MapPartitionsRDD上的zipWithIndex

时间:2017-05-07 09:47:15

标签: scala apache-spark

我有words org.apache.spark.rdd.RDD[Array[String]] = MapPartitionsRDD[11] at map看起来像

Array(Array(cyber crimes, cyber security, review, india, instances, state, issue), Array(civil society, instances, frequency))

现在,在对上述内容执行flatMapdistinct以获取RDD中的所有不同字词后,我得到了

scala> val uniquewords = words.flatMap(_.distinct)
res17: org.apache.spark.rdd.RDD[String] = MapPartitionsRDD[20] at flatMap at <console>:30

scala> uniquewords.take(10)
res18: Array[String] = Array(cyber crimes, cyber security, review, india, instances, state, issue, civil society, frequency)

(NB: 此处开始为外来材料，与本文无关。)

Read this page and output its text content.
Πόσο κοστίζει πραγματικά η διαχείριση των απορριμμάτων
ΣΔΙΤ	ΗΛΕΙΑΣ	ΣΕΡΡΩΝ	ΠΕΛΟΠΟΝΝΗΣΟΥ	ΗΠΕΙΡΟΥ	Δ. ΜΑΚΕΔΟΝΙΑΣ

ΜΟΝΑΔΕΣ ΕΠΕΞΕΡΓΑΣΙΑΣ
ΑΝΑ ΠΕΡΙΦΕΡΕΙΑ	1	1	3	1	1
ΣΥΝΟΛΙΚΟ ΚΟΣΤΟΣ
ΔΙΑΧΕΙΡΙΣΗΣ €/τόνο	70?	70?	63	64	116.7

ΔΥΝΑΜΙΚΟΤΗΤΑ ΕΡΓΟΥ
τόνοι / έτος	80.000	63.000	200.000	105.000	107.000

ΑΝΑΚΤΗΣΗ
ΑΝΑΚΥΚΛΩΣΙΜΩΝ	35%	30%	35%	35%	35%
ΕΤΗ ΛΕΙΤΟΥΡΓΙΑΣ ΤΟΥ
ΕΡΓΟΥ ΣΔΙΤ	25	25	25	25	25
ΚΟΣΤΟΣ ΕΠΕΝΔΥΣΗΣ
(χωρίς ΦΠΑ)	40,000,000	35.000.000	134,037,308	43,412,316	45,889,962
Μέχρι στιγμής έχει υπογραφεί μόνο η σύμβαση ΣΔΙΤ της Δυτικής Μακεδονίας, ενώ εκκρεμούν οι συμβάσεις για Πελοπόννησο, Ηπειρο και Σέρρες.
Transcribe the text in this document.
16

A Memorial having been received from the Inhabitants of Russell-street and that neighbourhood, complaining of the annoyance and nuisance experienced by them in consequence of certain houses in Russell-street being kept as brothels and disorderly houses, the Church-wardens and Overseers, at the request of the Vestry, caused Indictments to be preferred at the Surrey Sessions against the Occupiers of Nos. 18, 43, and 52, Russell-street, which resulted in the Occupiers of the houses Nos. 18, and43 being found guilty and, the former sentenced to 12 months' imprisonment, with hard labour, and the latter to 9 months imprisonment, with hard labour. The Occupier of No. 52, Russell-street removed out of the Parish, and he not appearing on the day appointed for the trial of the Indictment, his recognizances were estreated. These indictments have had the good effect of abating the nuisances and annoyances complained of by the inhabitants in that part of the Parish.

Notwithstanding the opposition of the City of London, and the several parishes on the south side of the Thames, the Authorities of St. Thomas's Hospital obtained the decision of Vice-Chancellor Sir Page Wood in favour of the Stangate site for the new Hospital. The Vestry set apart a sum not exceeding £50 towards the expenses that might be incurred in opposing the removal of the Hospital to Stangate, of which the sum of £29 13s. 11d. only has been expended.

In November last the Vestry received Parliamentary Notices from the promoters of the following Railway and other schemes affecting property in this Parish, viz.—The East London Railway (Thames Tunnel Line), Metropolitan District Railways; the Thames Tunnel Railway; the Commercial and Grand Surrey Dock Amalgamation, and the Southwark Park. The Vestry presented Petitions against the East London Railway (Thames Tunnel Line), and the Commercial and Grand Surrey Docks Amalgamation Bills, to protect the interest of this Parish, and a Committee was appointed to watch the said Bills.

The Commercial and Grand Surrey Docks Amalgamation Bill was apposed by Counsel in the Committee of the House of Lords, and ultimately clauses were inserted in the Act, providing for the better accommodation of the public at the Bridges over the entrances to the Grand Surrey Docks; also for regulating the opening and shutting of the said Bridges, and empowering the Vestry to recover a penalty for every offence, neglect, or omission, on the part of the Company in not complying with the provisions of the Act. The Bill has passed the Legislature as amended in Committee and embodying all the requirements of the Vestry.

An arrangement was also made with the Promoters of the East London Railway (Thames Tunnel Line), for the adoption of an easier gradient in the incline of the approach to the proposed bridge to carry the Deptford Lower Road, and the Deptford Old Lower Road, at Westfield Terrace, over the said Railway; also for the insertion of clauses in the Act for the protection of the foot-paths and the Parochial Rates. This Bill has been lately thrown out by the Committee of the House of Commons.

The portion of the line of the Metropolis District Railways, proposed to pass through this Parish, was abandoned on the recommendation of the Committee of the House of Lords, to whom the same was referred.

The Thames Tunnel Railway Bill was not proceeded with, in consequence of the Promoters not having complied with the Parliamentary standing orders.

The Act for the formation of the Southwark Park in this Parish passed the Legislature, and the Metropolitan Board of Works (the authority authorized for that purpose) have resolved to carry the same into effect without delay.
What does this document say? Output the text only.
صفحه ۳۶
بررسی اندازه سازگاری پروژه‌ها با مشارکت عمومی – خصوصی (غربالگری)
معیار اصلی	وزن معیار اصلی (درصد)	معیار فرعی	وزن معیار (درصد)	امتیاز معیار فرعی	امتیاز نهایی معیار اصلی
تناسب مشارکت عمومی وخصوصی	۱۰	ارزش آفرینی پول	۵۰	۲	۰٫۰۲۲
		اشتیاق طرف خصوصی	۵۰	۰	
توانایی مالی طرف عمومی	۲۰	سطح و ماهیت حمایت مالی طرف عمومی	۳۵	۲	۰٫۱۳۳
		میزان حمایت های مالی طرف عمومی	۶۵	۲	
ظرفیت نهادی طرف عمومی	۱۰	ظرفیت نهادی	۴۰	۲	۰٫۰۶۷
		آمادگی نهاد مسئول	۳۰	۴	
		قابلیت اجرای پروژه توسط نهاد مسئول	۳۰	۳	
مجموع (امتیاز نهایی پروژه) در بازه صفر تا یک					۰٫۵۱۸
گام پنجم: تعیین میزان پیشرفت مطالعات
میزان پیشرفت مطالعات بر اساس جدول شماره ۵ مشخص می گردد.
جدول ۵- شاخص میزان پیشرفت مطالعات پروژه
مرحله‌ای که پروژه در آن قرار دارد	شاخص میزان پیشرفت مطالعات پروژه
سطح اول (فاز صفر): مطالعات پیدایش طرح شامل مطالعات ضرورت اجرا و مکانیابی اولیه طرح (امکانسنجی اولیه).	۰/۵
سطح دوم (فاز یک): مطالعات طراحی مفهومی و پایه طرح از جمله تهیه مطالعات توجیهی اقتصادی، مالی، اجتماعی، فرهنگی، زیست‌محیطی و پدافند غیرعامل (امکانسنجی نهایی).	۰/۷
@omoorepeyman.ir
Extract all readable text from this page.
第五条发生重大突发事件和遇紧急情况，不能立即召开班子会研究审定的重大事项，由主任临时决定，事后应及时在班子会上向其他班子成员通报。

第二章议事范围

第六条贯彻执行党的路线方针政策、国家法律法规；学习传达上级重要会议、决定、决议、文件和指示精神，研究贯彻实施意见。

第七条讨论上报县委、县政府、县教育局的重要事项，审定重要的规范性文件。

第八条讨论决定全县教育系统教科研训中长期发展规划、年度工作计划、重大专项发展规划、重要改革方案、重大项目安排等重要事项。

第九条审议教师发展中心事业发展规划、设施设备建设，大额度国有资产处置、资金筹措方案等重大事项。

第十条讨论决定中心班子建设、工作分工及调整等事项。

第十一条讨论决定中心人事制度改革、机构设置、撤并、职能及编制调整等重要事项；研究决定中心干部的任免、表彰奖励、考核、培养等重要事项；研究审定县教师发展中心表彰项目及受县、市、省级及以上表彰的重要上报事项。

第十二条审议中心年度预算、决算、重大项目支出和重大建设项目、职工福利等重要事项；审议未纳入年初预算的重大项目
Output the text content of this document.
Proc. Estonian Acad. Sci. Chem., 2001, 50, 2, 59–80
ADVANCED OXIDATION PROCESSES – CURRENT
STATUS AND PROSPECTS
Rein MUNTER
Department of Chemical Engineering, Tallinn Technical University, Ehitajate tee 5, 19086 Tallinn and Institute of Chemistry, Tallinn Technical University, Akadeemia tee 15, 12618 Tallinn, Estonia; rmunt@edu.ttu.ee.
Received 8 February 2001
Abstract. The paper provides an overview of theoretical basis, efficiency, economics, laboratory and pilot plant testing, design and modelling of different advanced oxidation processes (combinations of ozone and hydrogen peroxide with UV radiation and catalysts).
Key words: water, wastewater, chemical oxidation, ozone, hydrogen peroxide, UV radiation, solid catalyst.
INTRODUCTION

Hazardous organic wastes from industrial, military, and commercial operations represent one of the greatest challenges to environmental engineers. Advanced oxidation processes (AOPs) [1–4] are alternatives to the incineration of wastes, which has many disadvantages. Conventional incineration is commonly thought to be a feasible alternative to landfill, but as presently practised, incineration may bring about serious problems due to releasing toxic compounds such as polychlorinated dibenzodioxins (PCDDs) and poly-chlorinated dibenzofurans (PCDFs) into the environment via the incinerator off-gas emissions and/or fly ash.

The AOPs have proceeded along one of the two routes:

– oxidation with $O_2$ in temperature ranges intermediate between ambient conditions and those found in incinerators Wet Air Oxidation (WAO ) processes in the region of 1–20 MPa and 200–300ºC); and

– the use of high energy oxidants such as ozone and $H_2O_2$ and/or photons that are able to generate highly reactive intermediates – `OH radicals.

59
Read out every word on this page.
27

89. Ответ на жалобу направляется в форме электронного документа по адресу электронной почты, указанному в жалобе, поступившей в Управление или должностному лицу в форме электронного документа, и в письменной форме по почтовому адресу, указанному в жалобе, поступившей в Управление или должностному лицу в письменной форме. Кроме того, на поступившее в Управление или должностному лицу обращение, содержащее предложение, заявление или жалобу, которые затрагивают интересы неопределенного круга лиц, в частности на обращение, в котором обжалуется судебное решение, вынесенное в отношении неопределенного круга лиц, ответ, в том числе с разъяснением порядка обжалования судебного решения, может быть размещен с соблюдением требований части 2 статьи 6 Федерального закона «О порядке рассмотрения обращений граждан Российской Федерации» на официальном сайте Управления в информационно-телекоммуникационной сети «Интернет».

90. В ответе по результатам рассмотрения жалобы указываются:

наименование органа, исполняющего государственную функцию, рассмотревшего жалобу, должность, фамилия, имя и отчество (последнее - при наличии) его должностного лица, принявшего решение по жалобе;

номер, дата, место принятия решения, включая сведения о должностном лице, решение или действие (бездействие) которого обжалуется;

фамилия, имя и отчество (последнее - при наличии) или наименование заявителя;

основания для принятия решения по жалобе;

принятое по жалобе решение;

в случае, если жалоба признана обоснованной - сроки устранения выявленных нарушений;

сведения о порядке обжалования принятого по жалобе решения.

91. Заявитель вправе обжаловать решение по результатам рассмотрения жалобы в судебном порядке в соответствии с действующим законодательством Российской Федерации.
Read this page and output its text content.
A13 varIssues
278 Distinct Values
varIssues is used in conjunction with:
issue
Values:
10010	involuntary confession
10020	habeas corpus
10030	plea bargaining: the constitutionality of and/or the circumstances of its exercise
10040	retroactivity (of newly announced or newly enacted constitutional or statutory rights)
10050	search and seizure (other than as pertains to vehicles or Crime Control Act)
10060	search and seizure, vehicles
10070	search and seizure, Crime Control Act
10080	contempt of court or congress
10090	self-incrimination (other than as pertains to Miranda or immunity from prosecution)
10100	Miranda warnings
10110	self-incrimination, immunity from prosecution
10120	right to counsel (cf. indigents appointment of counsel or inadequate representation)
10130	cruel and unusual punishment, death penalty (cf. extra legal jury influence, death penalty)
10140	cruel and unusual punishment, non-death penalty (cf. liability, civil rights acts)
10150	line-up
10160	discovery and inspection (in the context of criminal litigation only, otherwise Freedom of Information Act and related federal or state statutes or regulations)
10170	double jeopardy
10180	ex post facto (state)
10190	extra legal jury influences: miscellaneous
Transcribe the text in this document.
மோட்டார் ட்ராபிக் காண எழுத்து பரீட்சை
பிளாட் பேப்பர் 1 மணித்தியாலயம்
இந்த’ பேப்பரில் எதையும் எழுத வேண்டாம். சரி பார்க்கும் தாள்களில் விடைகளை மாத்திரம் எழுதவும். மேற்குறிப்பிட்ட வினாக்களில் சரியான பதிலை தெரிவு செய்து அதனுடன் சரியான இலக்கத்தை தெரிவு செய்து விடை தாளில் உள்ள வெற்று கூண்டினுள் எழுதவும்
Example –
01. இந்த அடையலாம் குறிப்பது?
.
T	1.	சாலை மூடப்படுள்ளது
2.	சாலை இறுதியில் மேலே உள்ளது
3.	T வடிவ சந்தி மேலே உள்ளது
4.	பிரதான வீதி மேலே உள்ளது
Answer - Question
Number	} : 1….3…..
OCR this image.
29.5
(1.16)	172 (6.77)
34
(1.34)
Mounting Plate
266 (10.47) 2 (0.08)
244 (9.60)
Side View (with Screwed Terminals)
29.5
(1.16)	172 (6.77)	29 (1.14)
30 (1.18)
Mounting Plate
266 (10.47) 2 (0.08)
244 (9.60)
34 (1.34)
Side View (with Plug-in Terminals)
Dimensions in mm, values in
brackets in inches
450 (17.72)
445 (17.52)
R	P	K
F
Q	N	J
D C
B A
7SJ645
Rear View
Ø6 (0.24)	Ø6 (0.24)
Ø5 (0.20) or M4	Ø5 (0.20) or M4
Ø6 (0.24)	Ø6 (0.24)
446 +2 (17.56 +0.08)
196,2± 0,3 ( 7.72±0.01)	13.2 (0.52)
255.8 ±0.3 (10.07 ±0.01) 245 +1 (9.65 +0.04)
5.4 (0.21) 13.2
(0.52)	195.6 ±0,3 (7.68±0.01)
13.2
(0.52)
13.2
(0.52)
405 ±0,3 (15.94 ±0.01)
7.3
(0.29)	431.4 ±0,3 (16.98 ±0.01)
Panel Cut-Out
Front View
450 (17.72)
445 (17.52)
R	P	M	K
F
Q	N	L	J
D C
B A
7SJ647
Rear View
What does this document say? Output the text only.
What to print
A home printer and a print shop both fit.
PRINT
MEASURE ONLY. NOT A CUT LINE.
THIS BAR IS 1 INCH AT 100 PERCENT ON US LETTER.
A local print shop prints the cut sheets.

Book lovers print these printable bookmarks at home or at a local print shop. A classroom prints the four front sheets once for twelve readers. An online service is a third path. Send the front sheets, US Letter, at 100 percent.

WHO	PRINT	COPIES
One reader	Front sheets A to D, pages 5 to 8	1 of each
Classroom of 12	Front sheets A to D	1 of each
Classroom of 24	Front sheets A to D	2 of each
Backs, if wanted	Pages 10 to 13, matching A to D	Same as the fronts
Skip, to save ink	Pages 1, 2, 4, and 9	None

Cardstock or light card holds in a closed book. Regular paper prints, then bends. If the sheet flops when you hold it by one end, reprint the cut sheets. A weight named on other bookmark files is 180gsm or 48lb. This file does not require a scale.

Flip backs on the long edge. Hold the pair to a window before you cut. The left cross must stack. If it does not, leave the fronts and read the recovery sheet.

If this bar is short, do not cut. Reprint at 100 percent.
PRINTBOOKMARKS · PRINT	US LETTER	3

现在,我正在执行zipWithIndex我正在获得错误

scala> uniquewords.zipWithIndex
17/05/07 09:40:09 ERROR Executor: Exception in task 0.0 in stage 14.0 (TID 17)
java.lang.NullPointerException
    at $line16.$read$$iw$$iw$$iw$$iw$$iw$$iw$$iw$$iw$$anonfun$1.apply(<console>:27)
    at $line16.$read$$iw$$iw$$iw$$iw$$iw$$iw$$iw$$iw$$anonfun$1.apply(<console>:27)
    at scala.collection.Iterator$$anon$11.next(Iterator.scala:409)
    at scala.collection.Iterator$$anon$12.nextCur(Iterator.scala:434)
    at scala.collection.Iterator$$anon$12.hasNext(Iterator.scala:440)
    at org.apache.spark.util.Utils$.getIteratorSize(Utils.scala:1760)
    at org.apache.spark.rdd.ZippedWithIndexRDD$$anonfun$2.apply(ZippedWithIndexRDD.scala:52)
    at org.apache.spark.rdd.ZippedWithIndexRDD$$anonfun$2.apply(ZippedWithIndexRDD.scala:52)
    at org.apache.spark.SparkContext$$anonfun$runJob$5.apply(SparkContext.scala:1944)
    at org.apache.spark.SparkContext$$anonfun$runJob$5.apply(SparkContext.scala:1944)
    at org.apache.spark.scheduler.ResultTask.runTask(ResultTask.scala:87)
    at org.apache.spark.scheduler.Task.run(Task.scala:99)
    at org.apache.spark.executor.Executor$TaskRunner.run(Executor.scala:282)
    at java.util.concurrent.ThreadPoolExecutor.runWorker(ThreadPoolExecutor.java:1142)
    at java.util.concurrent.ThreadPoolExecutor$Worker.run(ThreadPoolExecutor.java:617)
    at java.lang.Thread.run(Thread.java:745)
17/05/07 09:40:09 WARN TaskSetManager: Lost task 0.0 in stage 14.0 (TID 17, localhost, executor driver): java.lang.NullPointerException
    at $line16.$read$$iw$$iw$$iw$$iw$$iw$$iw$$iw$$iw$$anonfun$1.apply(<console>:27)
    at $line16.$read$$iw$$iw$$iw$$iw$$iw$$iw$$iw$$iw$$anonfun$1.apply(<console>:27)
    at scala.collection.Iterator$$anon$11.next(Iterator.scala:409)
    at scala.collection.Iterator$$anon$12.nextCur(Iterator.scala:434)
    at scala.collection.Iterator$$anon$12.hasNext(Iterator.scala:440)
    at org.apache.spark.util.Utils$.getIteratorSize(Utils.scala:1760)
    at org.apache.spark.rdd.ZippedWithIndexRDD$$anonfun$2.apply(ZippedWithIndexRDD.scala:52)
    at org.apache.spark.rdd.ZippedWithIndexRDD$$anonfun$2.apply(ZippedWithIndexRDD.scala:52)
    at org.apache.spark.SparkContext$$anonfun$runJob$5.apply(SparkContext.scala:1944)
    at org.apache.spark.SparkContext$$anonfun$runJob$5.apply(SparkContext.scala:1944)
    at org.apache.spark.scheduler.ResultTask.runTask(ResultTask.scala:87)
    at org.apache.spark.scheduler.Task.run(Task.scala:99)
    at org.apache.spark.executor.Executor$TaskRunner.run(Executor.scala:282)
    at java.util.concurrent.ThreadPoolExecutor.runWorker(ThreadPoolExecutor.java:1142)
    at java.util.concurrent.ThreadPoolExecutor$Worker.run(ThreadPoolExecutor.java:617)
    at java.lang.Thread.run(Thread.java:745)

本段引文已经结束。